Une économie productive et compétitive

Le nouveau modèle économique prend forme dans la nouvelle Algérie déterminée à marquer la rupture radicale avec le système rentier pour favoriser l’émergence de l’économie de la connaissance, érigée en objectif stratégique. Ce choix incontournable est dicté par les mutations internationales qui rendent nécessaires la révolution numérique et technologique dans un monde caractérisé par un haut degré d’ouverture et de compétitivité. «Vous n’êtes pas sans savoir que notre pays est confronté à des défis majeurs pour sortir de l’économie de la rente et aller vers une économie diversifiée et productrice de richesse», a affirmé le président de la République, Abdelmadjid Tebboune, dans une allocution lue en son nom par le Premier ministre, Abdelaziz Djerad, aux assises nationales dédiées aux «réformes juridiques et organisationnelles» permettant l’émergence d’une économie nouvelle. La marche en avant traduit «la forte volonté» de l’Etat de réussir la bataille de la réinsertion dans l’économie mondiale. La nouvelle Algérie, aux potentialités reconnues, a les «atouts et les capacités» pour s’imposer en acteur majeur sur les scènes régionale et internationale. Le soutien aux projets novateurs des jeunes talents et la formation des pôles d’excellence contribuent à poser les jalons de l’économie de la connaissance qui dispose d’un réservoir de compétences. L’Algérie compte aujourd’hui 62.000 enseignants et 2.200 chercheurs permanents.
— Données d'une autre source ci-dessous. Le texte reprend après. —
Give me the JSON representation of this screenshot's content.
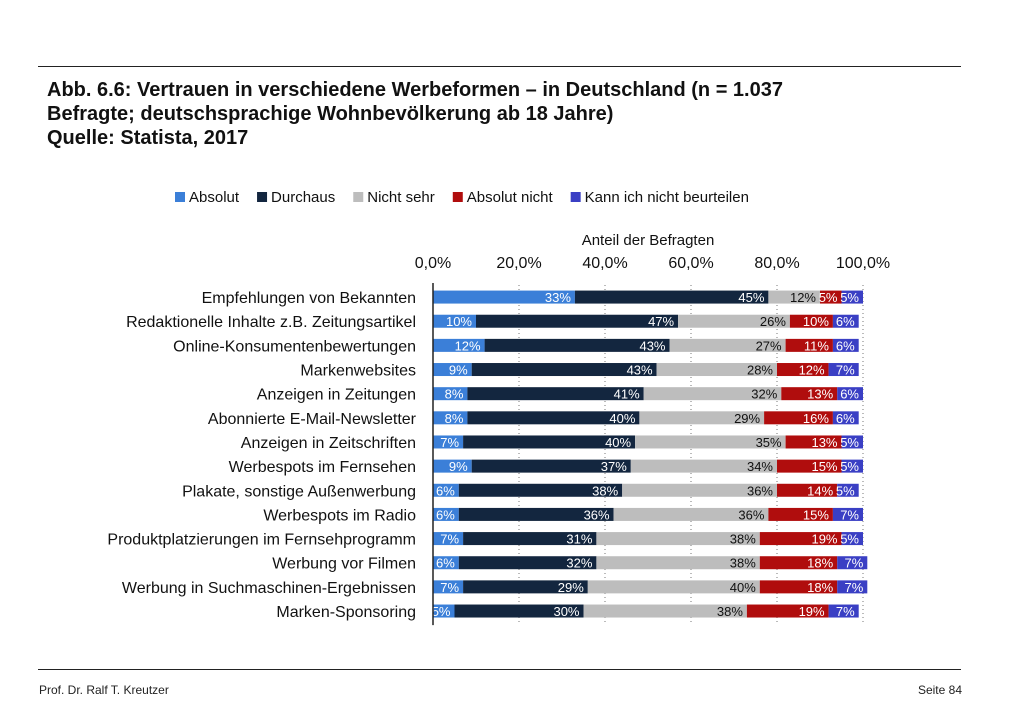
{
  "title": {
    "line1": "Abb. 6.6: Vertrauen in verschiedene Werbeformen – in Deutschland (n = 1.037",
    "line2": "Befragte; deutschsprachige Wohnbevölkerung ab 18 Jahre)",
    "line3": "Quelle: Statista, 2017"
  },
  "footer": {
    "author": "Prof. Dr. Ralf T. Kreutzer",
    "page": "Seite 84"
  },
  "chart_data": {
    "type": "bar",
    "orientation": "horizontal",
    "stacked": true,
    "xlabel": "Anteil der Befragten",
    "xlim": [
      0,
      100
    ],
    "ticks": [
      "0,0%",
      "20,0%",
      "40,0%",
      "60,0%",
      "80,0%",
      "100,0%"
    ],
    "tick_values": [
      0,
      20,
      40,
      60,
      80,
      100
    ],
    "legend_position": "top",
    "categories": [
      "Empfehlungen von Bekannten",
      "Redaktionelle Inhalte z.B. Zeitungsartikel",
      "Online-Konsumentenbewertungen",
      "Markenwebsites",
      "Anzeigen in Zeitungen",
      "Abonnierte E-Mail-Newsletter",
      "Anzeigen in Zeitschriften",
      "Werbespots im Fernsehen",
      "Plakate, sonstige Außenwerbung",
      "Werbespots im Radio",
      "Produktplatzierungen im Fernsehprogramm",
      "Werbung vor Filmen",
      "Werbung in Suchmaschinen-Ergebnissen",
      "Marken-Sponsoring"
    ],
    "series": [
      {
        "name": "Absolut",
        "color": "#3b7fd8",
        "label_color": "#ffffff",
        "values": [
          33,
          10,
          12,
          9,
          8,
          8,
          7,
          9,
          6,
          6,
          7,
          6,
          7,
          5
        ]
      },
      {
        "name": "Durchaus",
        "color": "#13263f",
        "label_color": "#ffffff",
        "values": [
          45,
          47,
          43,
          43,
          41,
          40,
          40,
          37,
          38,
          36,
          31,
          32,
          29,
          30
        ]
      },
      {
        "name": "Nicht sehr",
        "color": "#bdbdbd",
        "label_color": "#111111",
        "values": [
          12,
          26,
          27,
          28,
          32,
          29,
          35,
          34,
          36,
          36,
          38,
          38,
          40,
          38
        ]
      },
      {
        "name": "Absolut nicht",
        "color": "#b00d0d",
        "label_color": "#ffffff",
        "values": [
          5,
          10,
          11,
          12,
          13,
          16,
          13,
          15,
          14,
          15,
          19,
          18,
          18,
          19
        ]
      },
      {
        "name": "Kann ich nicht beurteilen",
        "color": "#3a3fc4",
        "label_color": "#ffffff",
        "values": [
          5,
          6,
          6,
          7,
          6,
          6,
          5,
          5,
          5,
          7,
          5,
          7,
          7,
          7
        ]
      }
    ]
  }
}
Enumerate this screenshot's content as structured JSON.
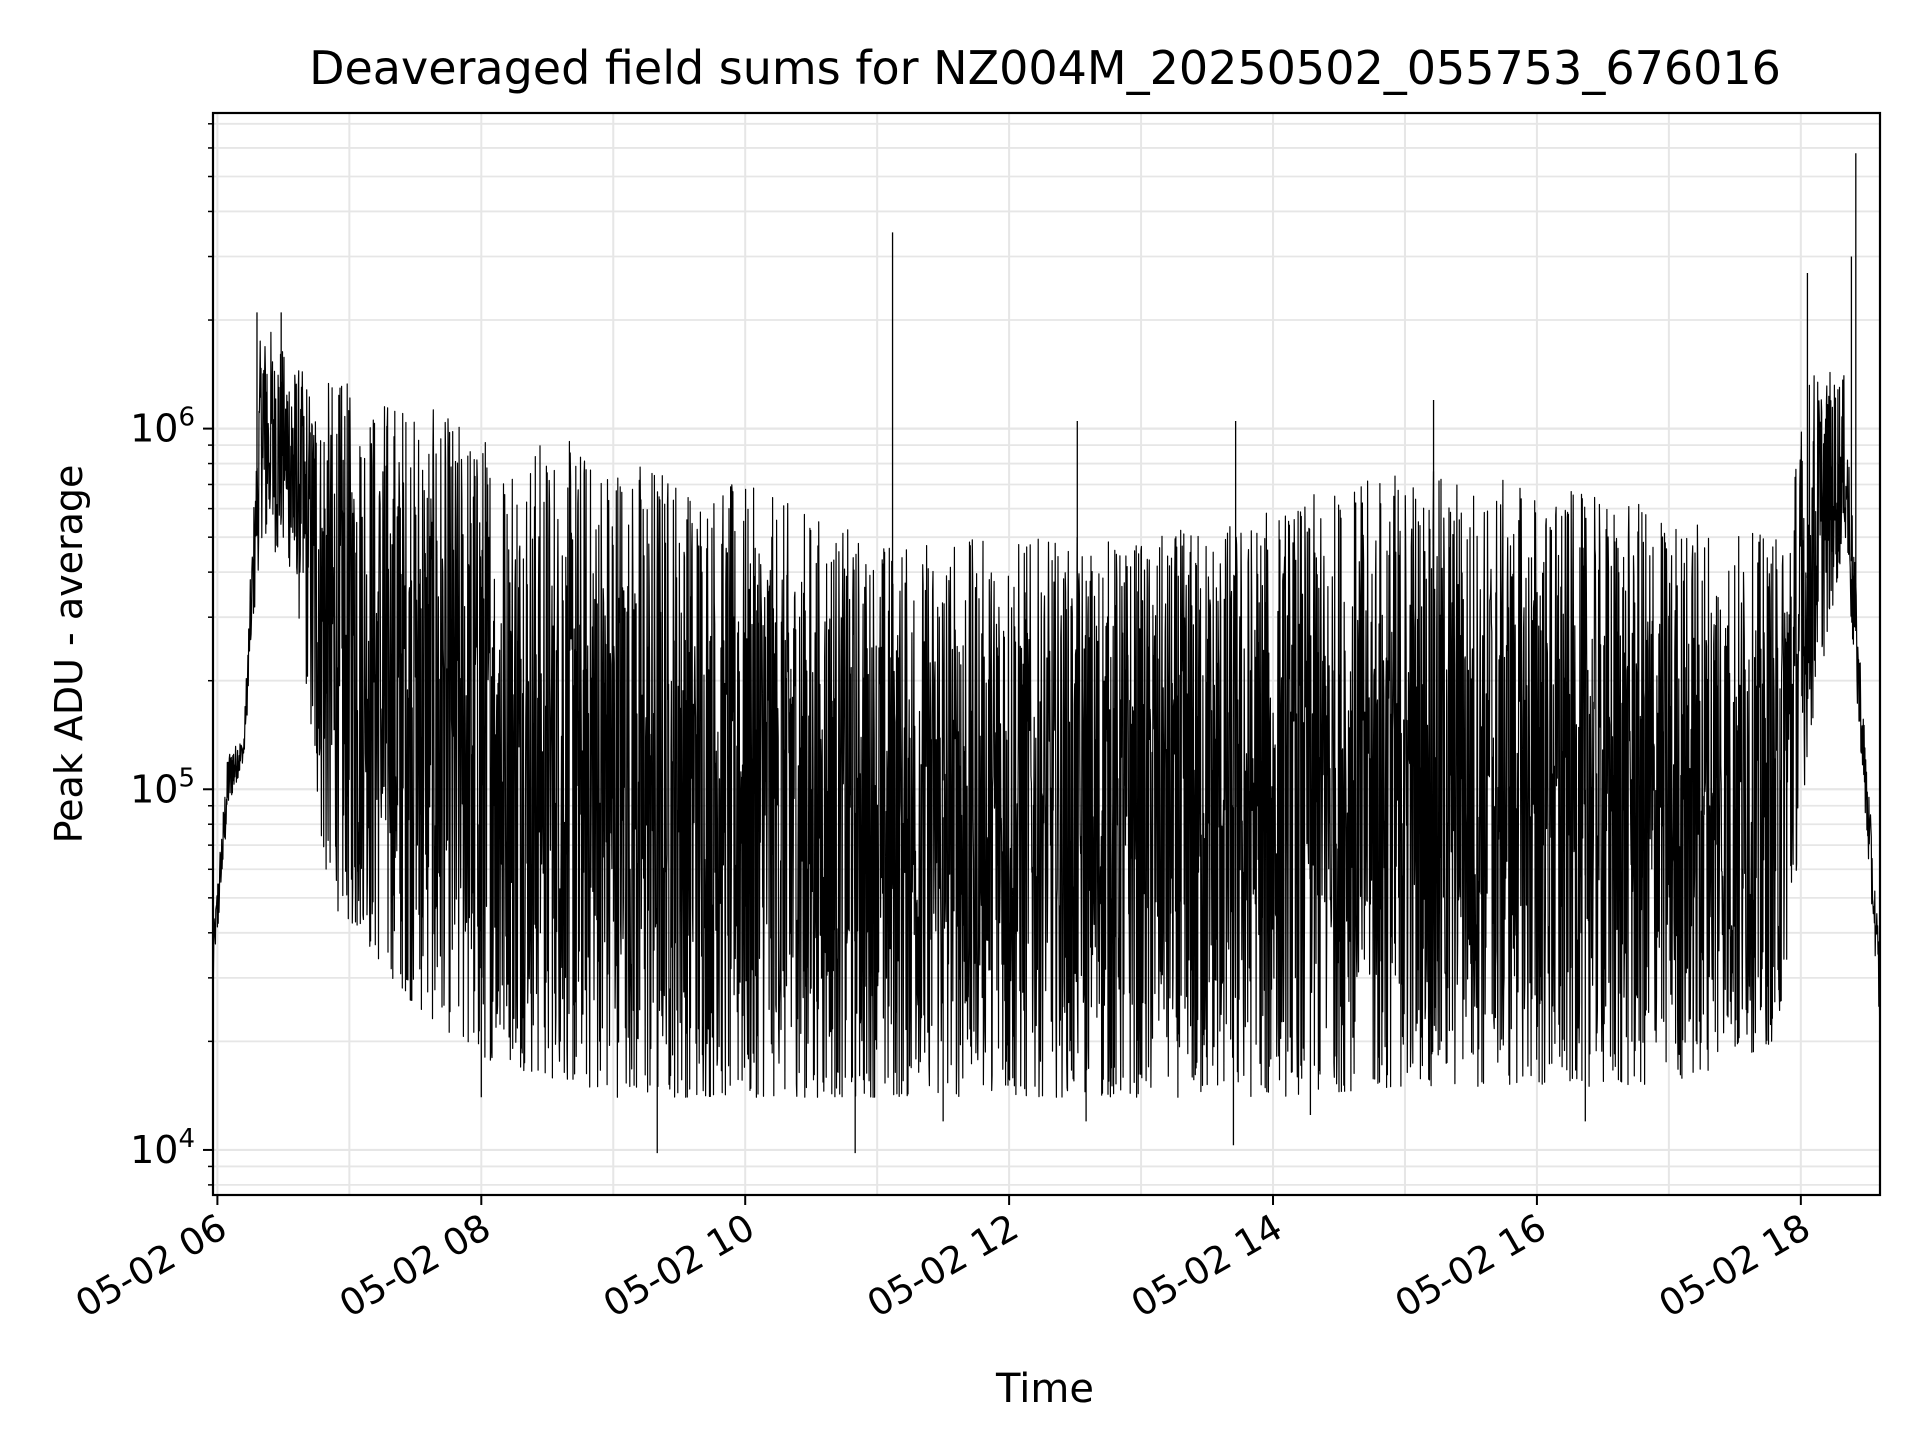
{
  "chart_data": {
    "type": "line",
    "title": "Deaveraged field sums for NZ004M_20250502_055753_676016",
    "xlabel": "Time",
    "ylabel": "Peak ADU - average",
    "y_scale": "log",
    "ylim": [
      7500,
      7500000
    ],
    "xlim": [
      "05-02 05:58",
      "05-02 18:36"
    ],
    "grid": true,
    "line_color": "#000000",
    "grid_color": "#e6e6e6",
    "x_ticks": [
      {
        "time": "05-02 06:00",
        "label": "05-02 06"
      },
      {
        "time": "05-02 08:00",
        "label": "05-02 08"
      },
      {
        "time": "05-02 10:00",
        "label": "05-02 10"
      },
      {
        "time": "05-02 12:00",
        "label": "05-02 12"
      },
      {
        "time": "05-02 14:00",
        "label": "05-02 14"
      },
      {
        "time": "05-02 16:00",
        "label": "05-02 16"
      },
      {
        "time": "05-02 18:00",
        "label": "05-02 18"
      }
    ],
    "y_ticks": [
      {
        "value": 10000,
        "base": "10",
        "exp": "4"
      },
      {
        "value": 100000,
        "base": "10",
        "exp": "5"
      },
      {
        "value": 1000000,
        "base": "10",
        "exp": "6"
      }
    ],
    "envelope": [
      {
        "time": "05-02 05:58",
        "low": 28000,
        "high": 40000
      },
      {
        "time": "05-02 06:05",
        "low": 90000,
        "high": 130000
      },
      {
        "time": "05-02 06:12",
        "low": 120000,
        "high": 140000
      },
      {
        "time": "05-02 06:20",
        "low": 500000,
        "high": 2100000
      },
      {
        "time": "05-02 06:35",
        "low": 400000,
        "high": 1500000
      },
      {
        "time": "05-02 06:50",
        "low": 50000,
        "high": 1400000
      },
      {
        "time": "05-02 07:30",
        "low": 25000,
        "high": 1200000
      },
      {
        "time": "05-02 08:00",
        "low": 18000,
        "high": 1000000
      },
      {
        "time": "05-02 09:00",
        "low": 14000,
        "high": 900000
      },
      {
        "time": "05-02 10:00",
        "low": 14000,
        "high": 700000
      },
      {
        "time": "05-02 11:00",
        "low": 14000,
        "high": 500000
      },
      {
        "time": "05-02 12:00",
        "low": 14000,
        "high": 500000
      },
      {
        "time": "05-02 13:00",
        "low": 14000,
        "high": 500000
      },
      {
        "time": "05-02 14:00",
        "low": 14000,
        "high": 600000
      },
      {
        "time": "05-02 15:00",
        "low": 15000,
        "high": 800000
      },
      {
        "time": "05-02 16:00",
        "low": 15000,
        "high": 700000
      },
      {
        "time": "05-02 17:00",
        "low": 15000,
        "high": 600000
      },
      {
        "time": "05-02 17:50",
        "low": 20000,
        "high": 500000
      },
      {
        "time": "05-02 18:05",
        "low": 150000,
        "high": 1500000
      },
      {
        "time": "05-02 18:20",
        "low": 500000,
        "high": 1400000
      },
      {
        "time": "05-02 18:28",
        "low": 110000,
        "high": 180000
      },
      {
        "time": "05-02 18:36",
        "low": 22000,
        "high": 35000
      }
    ],
    "spikes": [
      {
        "time": "05-02 06:18",
        "value": 2100000
      },
      {
        "time": "05-02 06:29",
        "value": 2100000
      },
      {
        "time": "05-02 11:07",
        "value": 3500000
      },
      {
        "time": "05-02 12:31",
        "value": 1050000
      },
      {
        "time": "05-02 13:43",
        "value": 1050000
      },
      {
        "time": "05-02 15:13",
        "value": 1200000
      },
      {
        "time": "05-02 18:03",
        "value": 2700000
      },
      {
        "time": "05-02 18:23",
        "value": 3000000
      },
      {
        "time": "05-02 18:25",
        "value": 5800000
      }
    ],
    "dips": [
      {
        "time": "05-02 08:00",
        "value": 14000
      },
      {
        "time": "05-02 09:20",
        "value": 9800
      },
      {
        "time": "05-02 10:50",
        "value": 9800
      },
      {
        "time": "05-02 11:30",
        "value": 12000
      },
      {
        "time": "05-02 12:35",
        "value": 12000
      },
      {
        "time": "05-02 13:42",
        "value": 10300
      },
      {
        "time": "05-02 14:17",
        "value": 12500
      },
      {
        "time": "05-02 16:22",
        "value": 12000
      }
    ]
  }
}
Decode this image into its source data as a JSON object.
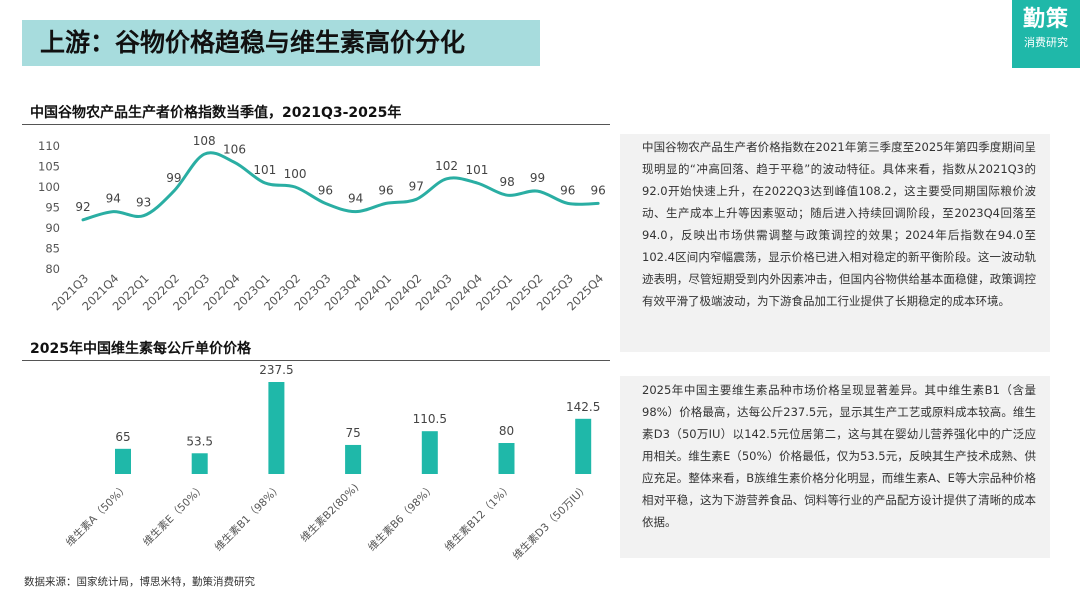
{
  "header": {
    "title": "上游：谷物价格趋稳与维生素高价分化"
  },
  "logo": {
    "main": "勤策",
    "sub": "消费研究"
  },
  "section1": {
    "title": "中国谷物农产品生产者价格指数当季值，2021Q3-2025年",
    "description": "中国谷物农产品生产者价格指数在2021年第三季度至2025年第四季度期间呈现明显的“冲高回落、趋于平稳”的波动特征。具体来看，指数从2021Q3的92.0开始快速上升，在2022Q3达到峰值108.2，这主要受同期国际粮价波动、生产成本上升等因素驱动；随后进入持续回调阶段，至2023Q4回落至94.0，反映出市场供需调整与政策调控的效果；2024年后指数在94.0至102.4区间内窄幅震荡，显示价格已进入相对稳定的新平衡阶段。这一波动轨迹表明，尽管短期受到内外因素冲击，但国内谷物供给基本面稳健，政策调控有效平滑了极端波动，为下游食品加工行业提供了长期稳定的成本环境。"
  },
  "section2": {
    "title": "2025年中国维生素每公斤单价价格",
    "description": "2025年中国主要维生素品种市场价格呈现显著差异。其中维生素B1（含量98%）价格最高，达每公斤237.5元，显示其生产工艺或原料成本较高。维生素D3（50万IU）以142.5元位居第二，这与其在婴幼儿营养强化中的广泛应用相关。维生素E（50%）价格最低，仅为53.5元，反映其生产技术成熟、供应充足。整体来看，B族维生素价格分化明显，而维生素A、E等大宗品种价格相对平稳，这为下游营养食品、饲料等行业的产品配方设计提供了清晰的成本依据。"
  },
  "source": "数据来源：国家统计局，博思米特，勤策消费研究",
  "chart_data": [
    {
      "type": "line",
      "title": "中国谷物农产品生产者价格指数当季值，2021Q3-2025年",
      "categories": [
        "2021Q3",
        "2021Q4",
        "2022Q1",
        "2022Q2",
        "2022Q3",
        "2022Q4",
        "2023Q1",
        "2023Q2",
        "2023Q3",
        "2023Q4",
        "2024Q1",
        "2024Q2",
        "2024Q3",
        "2024Q4",
        "2025Q1",
        "2025Q2",
        "2025Q3",
        "2025Q4"
      ],
      "values": [
        92,
        94,
        93,
        99,
        108,
        106,
        101,
        100,
        96,
        94,
        96,
        97,
        102,
        101,
        98,
        99,
        96,
        96
      ],
      "labels": [
        "92",
        "94",
        "93",
        "99",
        "108",
        "106",
        "101",
        "100",
        "96",
        "94",
        "96",
        "97",
        "102",
        "101",
        "98",
        "99",
        "96",
        "96"
      ],
      "ylim": [
        80,
        110
      ],
      "yticks": [
        "110",
        "105",
        "100",
        "95",
        "90",
        "85",
        "80"
      ],
      "color": "#2aaea3"
    },
    {
      "type": "bar",
      "title": "2025年中国维生素每公斤单价价格",
      "categories": [
        "维生素A（50%）",
        "维生素E（50%）",
        "维生素B1（98%）",
        "维生素B2(80%)",
        "维生素B6（98%）",
        "维生素B12（1%）",
        "维生素D3（50万IU）"
      ],
      "values": [
        65,
        53.5,
        237.5,
        75,
        110.5,
        80,
        142.5
      ],
      "labels": [
        "65",
        "53.5",
        "237.5",
        "75",
        "110.5",
        "80",
        "142.5"
      ],
      "ylim": [
        0,
        250
      ],
      "color": "#1fb8a9"
    }
  ]
}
Tout comme elle dispose de plus de 1.600 laboratoires de recherche répartis sur 109 établissements universitaires et 12 plateformes techniques. Cet «intérêt particulier» de l’Etat se manifeste concrètement par la création d’un département dédié à la connaissance et à l’innovation, le lancement officiel du fonds d’investissement des start-up, l’inauguration du premier accélérateur à Dounia Parc et l’établissement des services de certification et de signature électronique destinée à sécuriser les transactions et améliorer le climat des affaires. Ces réalisations tangibles s’intègrent dans le cadre d’un programme global mûrement réfléchi qui procède d’une «vision prospective» associant les opérateurs économiques, les partenaires sociaux et les experts. Le défi collectif exige nécessairement la mobilisation de tous les acteurs pour bâtir une économie forte et prospère.